Germany has unveiled its team outfits for the upcoming Winter Olympics in Sochi, Russia, and some people are interpreting the colourful uniforms as a statement about Russia's anti-gay laws. But the German Olympic Sports Confederation (DOSB) denies the outfits were designed with a message in mind, Der Spiegel reports.
The uniforms are certainly colourful — with a blue, white, yellow and green jacket over red and orange pants for female athletes (men wear white pants), as well as toques in bright blue and red, they cover a wide spectrum. German designer Willy Bogner created the outfits, which he says are an homage to the visual style of the 1972 Munich Summer Games.

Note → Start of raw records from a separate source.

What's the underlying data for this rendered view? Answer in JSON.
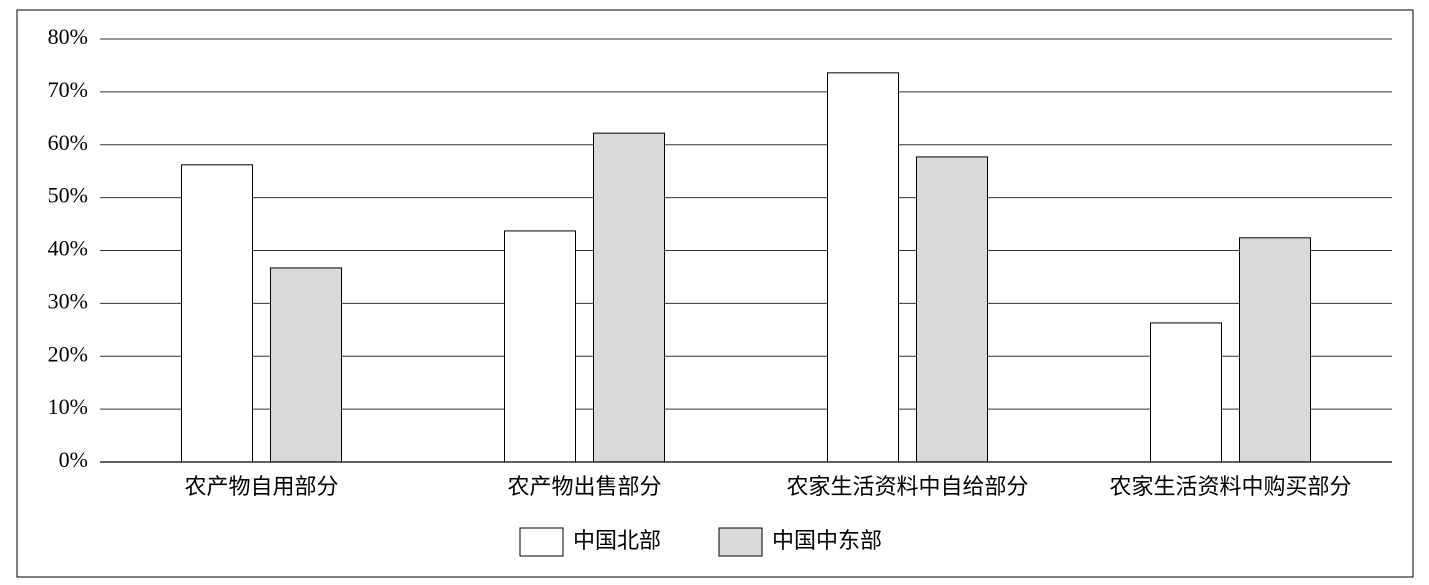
{
  "chart_data": {
    "type": "bar",
    "categories": [
      "农产物自用部分",
      "农产物出售部分",
      "农家生活资料中自给部分",
      "农家生活资料中购买部分"
    ],
    "series": [
      {
        "name": "中国北部",
        "color": "#ffffff",
        "values": [
          56.2,
          43.7,
          73.6,
          26.3
        ]
      },
      {
        "name": "中国中东部",
        "color": "#d9d9d9",
        "values": [
          36.7,
          62.2,
          57.7,
          42.4
        ]
      }
    ],
    "ylim": [
      0,
      80
    ],
    "yticks": [
      {
        "value": 0,
        "label": "0%"
      },
      {
        "value": 10,
        "label": "10%"
      },
      {
        "value": 20,
        "label": "20%"
      },
      {
        "value": 30,
        "label": "30%"
      },
      {
        "value": 40,
        "label": "40%"
      },
      {
        "value": 50,
        "label": "50%"
      },
      {
        "value": 60,
        "label": "60%"
      },
      {
        "value": 70,
        "label": "70%"
      },
      {
        "value": 80,
        "label": "80%"
      }
    ],
    "grid": true,
    "legend": "bottom"
  }
}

Bogner told Der Spiegel the outfits are intended as a "celebratory design" inspired by the '72 games, and a spokesperson for the DOSB told Die Tageszeitung that "the uniforms are not a protest," and that the jackets were designed before the controversy over Russia's anti-gay laws began.
But some members of the public think there's more going on. People have taken to Twitter to comment on the uniforms and the possible message behind them.
German Olympic official Michael Vesper also denied there was any political message in the outfit design, saying "this is just a fashionable jacket." Not everyone agrees with the "fashionable" part.
@Honigstein wrote "German Olympic teams have often been dressed embarrassingly bad, but the Sochi outfits cap it all off," while @GermanAtPompey tweeted "The German team kit for the 2014 Winter Olympics in Sochi has just been unveiled. It's erm... different."